Blood pressure and heart rate
In our study, post hoc analysis of the mean values of RDBP and heart rate in firefighters with AF<9 MET were significantly higher than those in subjects with AF>11. Individuals with AF>11 MET had a 5-6 mmHg lower RSBP and RDBP. Results of another study revealed that each one MET increase in AF was associated with a mean reduction of 0.71 mmHg in RDBP [32]. Epidemiological evidence suggests that even small amounts of reduction (change) in blood pressure can reduce the risk of coronary artery disease and stroke by 6% and 16%, respectively [33, 34].

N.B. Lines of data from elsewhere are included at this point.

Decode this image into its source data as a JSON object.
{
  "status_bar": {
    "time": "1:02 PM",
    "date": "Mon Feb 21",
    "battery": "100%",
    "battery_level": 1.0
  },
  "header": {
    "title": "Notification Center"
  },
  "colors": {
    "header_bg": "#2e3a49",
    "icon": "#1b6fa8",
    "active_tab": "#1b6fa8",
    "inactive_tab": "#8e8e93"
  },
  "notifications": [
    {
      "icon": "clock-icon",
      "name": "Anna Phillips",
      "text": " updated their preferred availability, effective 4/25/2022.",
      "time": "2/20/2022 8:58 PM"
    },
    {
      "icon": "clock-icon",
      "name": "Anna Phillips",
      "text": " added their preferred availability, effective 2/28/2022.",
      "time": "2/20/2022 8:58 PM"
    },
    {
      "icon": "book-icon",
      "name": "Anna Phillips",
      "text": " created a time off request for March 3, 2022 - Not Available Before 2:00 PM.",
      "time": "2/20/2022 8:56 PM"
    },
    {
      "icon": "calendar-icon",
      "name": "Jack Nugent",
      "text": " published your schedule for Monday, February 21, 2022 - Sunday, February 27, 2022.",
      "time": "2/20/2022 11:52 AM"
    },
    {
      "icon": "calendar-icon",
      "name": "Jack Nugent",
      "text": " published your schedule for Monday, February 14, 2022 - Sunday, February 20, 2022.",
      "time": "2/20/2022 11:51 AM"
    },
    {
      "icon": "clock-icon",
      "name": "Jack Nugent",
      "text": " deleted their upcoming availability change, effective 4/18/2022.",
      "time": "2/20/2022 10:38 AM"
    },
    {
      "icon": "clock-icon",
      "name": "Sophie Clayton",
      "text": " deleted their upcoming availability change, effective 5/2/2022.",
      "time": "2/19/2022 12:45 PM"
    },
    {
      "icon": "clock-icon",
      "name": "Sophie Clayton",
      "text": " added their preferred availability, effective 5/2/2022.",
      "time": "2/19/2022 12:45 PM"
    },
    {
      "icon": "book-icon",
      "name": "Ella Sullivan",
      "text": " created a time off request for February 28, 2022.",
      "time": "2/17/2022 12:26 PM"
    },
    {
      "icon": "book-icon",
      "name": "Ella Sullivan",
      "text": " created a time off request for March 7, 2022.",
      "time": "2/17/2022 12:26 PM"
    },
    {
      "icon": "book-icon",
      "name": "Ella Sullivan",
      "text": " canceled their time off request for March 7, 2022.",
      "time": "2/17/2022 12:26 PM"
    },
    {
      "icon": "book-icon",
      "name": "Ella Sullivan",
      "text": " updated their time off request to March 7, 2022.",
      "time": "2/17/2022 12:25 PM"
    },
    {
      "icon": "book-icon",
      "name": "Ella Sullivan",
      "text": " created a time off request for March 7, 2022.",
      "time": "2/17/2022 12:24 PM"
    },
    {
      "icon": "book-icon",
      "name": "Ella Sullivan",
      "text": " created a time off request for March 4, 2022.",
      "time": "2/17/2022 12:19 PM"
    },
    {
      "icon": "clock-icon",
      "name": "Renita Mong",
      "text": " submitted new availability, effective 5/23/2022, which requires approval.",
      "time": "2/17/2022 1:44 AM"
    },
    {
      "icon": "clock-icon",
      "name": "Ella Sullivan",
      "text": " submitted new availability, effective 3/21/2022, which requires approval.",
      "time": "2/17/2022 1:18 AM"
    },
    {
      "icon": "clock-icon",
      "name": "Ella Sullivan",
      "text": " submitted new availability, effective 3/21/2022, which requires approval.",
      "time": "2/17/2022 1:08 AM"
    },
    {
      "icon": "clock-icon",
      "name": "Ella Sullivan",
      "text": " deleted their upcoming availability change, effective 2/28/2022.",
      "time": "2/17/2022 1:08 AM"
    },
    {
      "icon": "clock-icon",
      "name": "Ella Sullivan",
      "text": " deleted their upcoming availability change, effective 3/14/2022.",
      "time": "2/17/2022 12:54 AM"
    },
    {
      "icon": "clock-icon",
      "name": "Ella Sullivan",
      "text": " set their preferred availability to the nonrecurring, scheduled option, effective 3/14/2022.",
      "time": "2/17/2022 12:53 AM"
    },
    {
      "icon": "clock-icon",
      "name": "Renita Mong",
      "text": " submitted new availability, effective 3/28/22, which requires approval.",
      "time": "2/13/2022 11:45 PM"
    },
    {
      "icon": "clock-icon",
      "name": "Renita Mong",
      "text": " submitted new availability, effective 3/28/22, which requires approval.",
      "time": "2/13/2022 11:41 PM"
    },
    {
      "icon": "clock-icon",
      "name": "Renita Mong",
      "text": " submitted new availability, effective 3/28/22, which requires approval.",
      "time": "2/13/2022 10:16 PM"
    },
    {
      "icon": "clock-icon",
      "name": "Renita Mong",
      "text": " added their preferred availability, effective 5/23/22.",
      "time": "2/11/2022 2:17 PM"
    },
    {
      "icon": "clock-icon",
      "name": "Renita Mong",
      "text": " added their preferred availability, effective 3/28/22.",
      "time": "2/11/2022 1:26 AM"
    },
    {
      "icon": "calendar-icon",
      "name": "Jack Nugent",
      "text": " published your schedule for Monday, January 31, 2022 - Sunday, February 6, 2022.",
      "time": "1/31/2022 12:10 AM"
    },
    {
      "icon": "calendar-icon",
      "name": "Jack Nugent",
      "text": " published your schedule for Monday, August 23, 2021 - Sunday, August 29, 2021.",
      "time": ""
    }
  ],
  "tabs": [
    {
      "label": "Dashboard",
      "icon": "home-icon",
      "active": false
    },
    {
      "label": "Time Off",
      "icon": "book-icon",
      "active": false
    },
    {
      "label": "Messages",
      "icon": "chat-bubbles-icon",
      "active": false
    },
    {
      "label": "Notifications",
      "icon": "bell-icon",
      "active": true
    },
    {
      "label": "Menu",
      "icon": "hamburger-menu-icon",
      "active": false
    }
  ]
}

Cigarette smoking and physical activity
In this study, the frequency of smoker firefighters and those without physical activity was significantly higher in the group with AF<9 MET. In fact, individuals who did not participate in regular physical activity and those who smoked were 5.5 to 6.5 times more likely to have an AF<9 METs, respectively, than their peers. These results association smoking and physical activity with AF are consistent with the findings of Punakallio, et al. [35].
Study limitations
The cross-sectional design, relatively small sample size and inclusion of only males were among the limitations of this study. Given the design, these results are only able to evaluate basic association between CVD risk factors and AF levels, and are not meant to indicate causation. However, the significant results in this small sample indicate the existence of associations that require awareness and futher evaluation. Moreover, the use of objective assessment of AF in firefighters instead of using a questionnaire to evaluate the association with major CVD risk factors strengthens this small-sample, cross-sectional study.
Conclusions
In general, firefighting is a high risk job and improving the AF of firefighters must be considered as a suitable strategy to decrease the potential risk of cardiovascular events. Our results suggested that, generally, decrement of AF has significant association with increase of CVD risk factors. However, longitudinal studies are recommended to further confirm these results. By designing strategies and encouraging the firefighters to increase their AF, we may be able to decrease the risk of CVD risk factors in them.
Conflict of interest
The authors have no conflict of interest to report.